Tout le clan Jean est estomaqué par la vague d’amour à l’endroit de leur frère. Depuis samedi, ils reçoivent des dizaines de témoignages de la générosité de Philippe. Une collecte de fonds démarré par un autre agent de sécurité avait déjà amassé plus de 100 000 $ lundi. Une initiative similaire auprès de ses amis américains avait également obtenu des centaines de dons.

« Les gens sont généreux, on n’en revient pas ! », se réjouit Guillaume Jean. « C’est inestimable une aide comme ça. On ne sait pas dans quel état mon frère va sortir de cette situation. Est-ce que ça va prendre des semaines, des mois, on ne sait pas.
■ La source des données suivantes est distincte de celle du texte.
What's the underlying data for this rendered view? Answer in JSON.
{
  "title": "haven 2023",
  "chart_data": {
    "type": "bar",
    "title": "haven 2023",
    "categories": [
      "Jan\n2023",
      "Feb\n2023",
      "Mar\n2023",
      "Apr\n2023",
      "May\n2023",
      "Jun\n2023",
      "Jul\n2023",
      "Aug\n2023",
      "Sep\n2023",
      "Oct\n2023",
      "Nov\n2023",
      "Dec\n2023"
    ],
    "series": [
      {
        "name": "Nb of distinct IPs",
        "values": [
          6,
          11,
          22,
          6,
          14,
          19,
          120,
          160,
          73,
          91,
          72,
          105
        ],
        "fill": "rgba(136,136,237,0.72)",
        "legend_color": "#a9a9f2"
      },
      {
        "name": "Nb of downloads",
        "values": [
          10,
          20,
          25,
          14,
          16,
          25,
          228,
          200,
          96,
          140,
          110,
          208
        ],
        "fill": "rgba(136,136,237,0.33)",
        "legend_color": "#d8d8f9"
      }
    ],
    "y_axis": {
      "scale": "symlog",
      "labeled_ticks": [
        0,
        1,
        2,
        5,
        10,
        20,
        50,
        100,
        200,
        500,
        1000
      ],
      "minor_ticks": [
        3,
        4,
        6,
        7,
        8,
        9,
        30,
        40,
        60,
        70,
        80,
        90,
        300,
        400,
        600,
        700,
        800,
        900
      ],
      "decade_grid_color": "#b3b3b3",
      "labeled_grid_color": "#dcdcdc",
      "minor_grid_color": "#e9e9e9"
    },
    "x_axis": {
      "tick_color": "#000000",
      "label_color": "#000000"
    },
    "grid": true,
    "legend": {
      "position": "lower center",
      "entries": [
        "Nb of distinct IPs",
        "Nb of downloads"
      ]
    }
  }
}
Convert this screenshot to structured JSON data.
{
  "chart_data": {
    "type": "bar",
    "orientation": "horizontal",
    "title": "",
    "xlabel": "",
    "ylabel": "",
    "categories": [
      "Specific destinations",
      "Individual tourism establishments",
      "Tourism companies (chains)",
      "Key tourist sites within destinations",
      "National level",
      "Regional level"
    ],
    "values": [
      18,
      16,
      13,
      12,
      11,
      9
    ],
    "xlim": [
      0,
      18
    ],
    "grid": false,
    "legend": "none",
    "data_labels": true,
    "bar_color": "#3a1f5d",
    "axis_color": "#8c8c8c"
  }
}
Cette aide, c’est un peu le reflet de mon frère. Il a toujours aidé tout le monde », confie-t-il.

L’agression a semé la stupeur au sein de la compagnie Titan Sécurité. « Il n’y avait aucun moyen de prédire qu’une action aussi extrême serait faite. […] Ce qui est était demandé est pourtant de commune mesure. Il n’y avait rien d’extraordinaire. Mais pour des raisons encore sous enquête, ce monsieur a perdu la boule », explique le vice-président senior Michel Juneau-Katsuya, qui demeure en contact direct avec la famille.

Guillaume Jean déplore que les caissières, commis d’épicerie et agents de sécurité doivent essuyer des pluies d’insultes depuis le début de la crise. Il espère que ce drame rappellera à cette minorité de citoyens de respecter les travailleurs au front. « Ils n’ont pas le choix de faire leur travail. Respectons-les », tranche-t-il.